Taiwan: Indigenous Language Centers to Open at Seven Universities
In an attempt to spark interest in indigenous languages in Taiwan, the Council of Indigenous People and a number of universities are joining forces to open indigenous language centers, with the aim of reversing the trend of declining native language skills. Amongst older generations, knowledge of indigenous languages is quite high, while with younger generations it is startlingly low. The opening of such language centers is but one of many steps to promote indigenous language since the passing of the Languages Development Act that came into effect in June 2017.
The article below was published by Focus Taiwan
The Council of Indigenous People (CIP) and seven universities are set to launch teacher training courses to certify that there are at least 210 teachers of languages of Taiwan's indigenous tribes, the council said recently.

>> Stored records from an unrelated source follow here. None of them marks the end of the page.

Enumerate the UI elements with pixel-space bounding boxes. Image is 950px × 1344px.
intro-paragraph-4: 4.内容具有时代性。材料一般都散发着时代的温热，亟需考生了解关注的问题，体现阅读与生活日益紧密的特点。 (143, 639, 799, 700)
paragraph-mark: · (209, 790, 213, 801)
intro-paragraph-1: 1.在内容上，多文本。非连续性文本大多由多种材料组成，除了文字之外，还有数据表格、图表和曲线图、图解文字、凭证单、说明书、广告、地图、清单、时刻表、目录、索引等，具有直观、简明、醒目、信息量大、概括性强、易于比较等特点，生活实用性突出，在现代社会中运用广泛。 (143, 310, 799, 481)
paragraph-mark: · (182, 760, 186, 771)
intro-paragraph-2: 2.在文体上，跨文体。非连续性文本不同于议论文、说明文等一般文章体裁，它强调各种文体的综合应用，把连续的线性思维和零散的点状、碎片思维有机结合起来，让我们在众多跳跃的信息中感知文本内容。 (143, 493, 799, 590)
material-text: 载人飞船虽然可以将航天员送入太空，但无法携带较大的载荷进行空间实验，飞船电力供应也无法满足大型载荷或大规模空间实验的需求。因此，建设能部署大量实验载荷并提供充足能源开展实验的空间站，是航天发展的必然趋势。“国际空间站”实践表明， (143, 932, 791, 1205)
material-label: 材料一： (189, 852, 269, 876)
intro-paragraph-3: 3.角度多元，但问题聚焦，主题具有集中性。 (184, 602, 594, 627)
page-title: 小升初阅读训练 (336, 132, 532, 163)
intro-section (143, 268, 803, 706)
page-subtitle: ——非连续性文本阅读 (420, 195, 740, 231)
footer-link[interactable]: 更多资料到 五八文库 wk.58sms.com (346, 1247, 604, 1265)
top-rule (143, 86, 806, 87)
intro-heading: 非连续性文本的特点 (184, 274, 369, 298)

The decline in the native language skills of indigenous people, especially among younger generations, has made it imperative for the CIP to nurture teachers of the languages and make learning them more accessible, CIP chief Icyang Parod said in a statement on Tuesday [10 July 2018].
Indigenous people above the age of 60 are able to speak their language of origin well, but native language proficiency among people aged 40-60 has deteriorated, and the proficiency of people younger than 40 is worrisome, Icyang Parod said.
The CIP has decided to collaborate with universities in seven different parts of the country to set up indigenous language centers to train teachers and spur public interest in learning indigenous tongues, the statement said.
Under the Indigenous Languages Development Act that took effect in June 2017, indigenous people who participate in national exams for civil servant positions limited to them and for grants to study abroad will be required to have certification of indigenous languages three years from when the act took effect, or by June 2020.
The legislation also requires civil servants in positions related to indigenous affairs, who do not have language certification, to study indigenous languages every year for a specific number of hours as determined by the CIP.